A autoridade monetária lembra ainda que no momento há incertezas sobre "a magnitude e persistência dos efeitos da crise sobre a indústria como um todo".

O BC citou a expansão de 5,8% da produção industrial no acumulado do ano até outubro e destacou o crescimento de 5,7% na indústria de transformação e de 7,4% na extrativa mineral. "Embora o crescimento da produção industrial no ano ainda se mantenha bastante robusto, dados recentes sugerem que uma desaceleração está em curso", alerta a autoridade monetária.

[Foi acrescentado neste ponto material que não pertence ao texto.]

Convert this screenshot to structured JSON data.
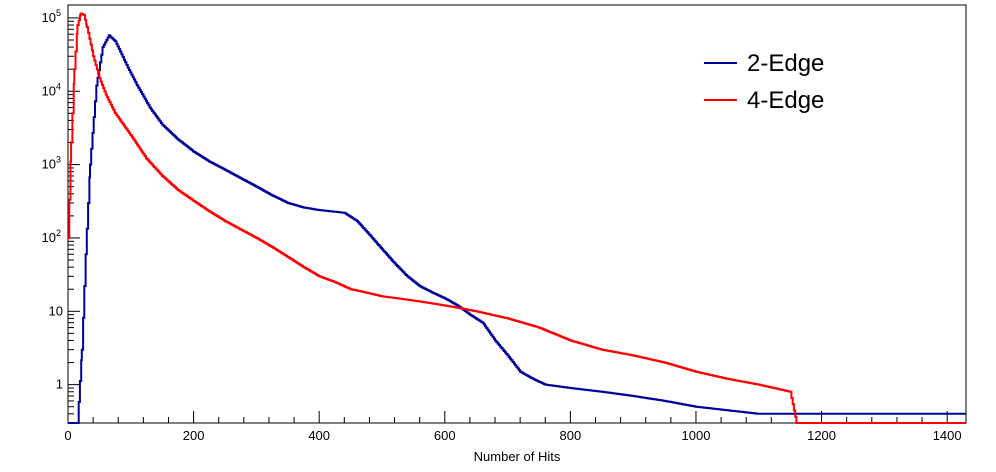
{
  "chart_data": {
    "type": "line",
    "xlabel": "Number of Hits",
    "ylabel": "",
    "xlim": [
      0,
      1430
    ],
    "ylim": [
      0.3,
      150000
    ],
    "y_scale": "log",
    "x_ticks": [
      0,
      200,
      400,
      600,
      800,
      1000,
      1200,
      1400
    ],
    "y_ticks": [
      {
        "value": 1,
        "label": "1"
      },
      {
        "value": 10,
        "label": "10"
      },
      {
        "value": 100,
        "label": "10",
        "exp": "2"
      },
      {
        "value": 1000,
        "label": "10",
        "exp": "3"
      },
      {
        "value": 10000,
        "label": "10",
        "exp": "4"
      },
      {
        "value": 100000,
        "label": "10",
        "exp": "5"
      }
    ],
    "grid": false,
    "legend_position": "top-right",
    "series": [
      {
        "name": "2-Edge",
        "color": "#000099",
        "points": [
          [
            0,
            0.3
          ],
          [
            15,
            0.3
          ],
          [
            22,
            3
          ],
          [
            28,
            60
          ],
          [
            35,
            1000
          ],
          [
            45,
            12000
          ],
          [
            55,
            40000
          ],
          [
            65,
            58000
          ],
          [
            75,
            48000
          ],
          [
            85,
            32000
          ],
          [
            95,
            21000
          ],
          [
            110,
            12000
          ],
          [
            130,
            6000
          ],
          [
            150,
            3500
          ],
          [
            175,
            2200
          ],
          [
            200,
            1500
          ],
          [
            225,
            1100
          ],
          [
            250,
            850
          ],
          [
            275,
            650
          ],
          [
            300,
            500
          ],
          [
            325,
            380
          ],
          [
            350,
            300
          ],
          [
            375,
            260
          ],
          [
            400,
            240
          ],
          [
            420,
            230
          ],
          [
            440,
            220
          ],
          [
            460,
            170
          ],
          [
            480,
            110
          ],
          [
            500,
            70
          ],
          [
            520,
            45
          ],
          [
            540,
            30
          ],
          [
            560,
            22
          ],
          [
            580,
            18
          ],
          [
            600,
            15
          ],
          [
            620,
            12
          ],
          [
            640,
            9
          ],
          [
            660,
            7
          ],
          [
            680,
            4
          ],
          [
            700,
            2.5
          ],
          [
            720,
            1.5
          ],
          [
            740,
            1.2
          ],
          [
            760,
            1.0
          ],
          [
            800,
            0.9
          ],
          [
            850,
            0.8
          ],
          [
            900,
            0.7
          ],
          [
            950,
            0.6
          ],
          [
            1000,
            0.5
          ],
          [
            1100,
            0.4
          ],
          [
            1430,
            0.4
          ]
        ]
      },
      {
        "name": "4-Edge",
        "color": "#ff0000",
        "points": [
          [
            0,
            100
          ],
          [
            5,
            2000
          ],
          [
            10,
            20000
          ],
          [
            15,
            80000
          ],
          [
            20,
            115000
          ],
          [
            25,
            110000
          ],
          [
            30,
            75000
          ],
          [
            40,
            30000
          ],
          [
            50,
            15000
          ],
          [
            60,
            9000
          ],
          [
            75,
            5000
          ],
          [
            100,
            2500
          ],
          [
            125,
            1200
          ],
          [
            150,
            700
          ],
          [
            175,
            450
          ],
          [
            200,
            320
          ],
          [
            225,
            230
          ],
          [
            250,
            170
          ],
          [
            275,
            130
          ],
          [
            300,
            100
          ],
          [
            325,
            75
          ],
          [
            350,
            55
          ],
          [
            375,
            40
          ],
          [
            400,
            30
          ],
          [
            425,
            25
          ],
          [
            450,
            20
          ],
          [
            475,
            18
          ],
          [
            500,
            16
          ],
          [
            525,
            15
          ],
          [
            550,
            14
          ],
          [
            575,
            13
          ],
          [
            600,
            12
          ],
          [
            625,
            11
          ],
          [
            650,
            10
          ],
          [
            700,
            8
          ],
          [
            750,
            6
          ],
          [
            800,
            4
          ],
          [
            850,
            3
          ],
          [
            900,
            2.5
          ],
          [
            950,
            2
          ],
          [
            1000,
            1.5
          ],
          [
            1050,
            1.2
          ],
          [
            1100,
            1.0
          ],
          [
            1150,
            0.8
          ],
          [
            1160,
            0.3
          ],
          [
            1430,
            0.3
          ]
        ]
      }
    ]
  }
}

Na avaliação dos técnicos do BC, os efeitos do agravamento da crise financeira internacional começam a ser sentidos neste trimestre, em especial por setores mais dependentes do crédito, como o automotivo e o siderúrgico, além da indústria de construção civil e da petroquímica.

"Números agregados, aparentemente, repercutem esse fenômeno, por exemplo, o recuo de 1,7% na produção industrial em outubro, na comparação mês a mês, que em novembro pode ser seguido por número semelhante ou possivelmente mais adverso", informou o BC.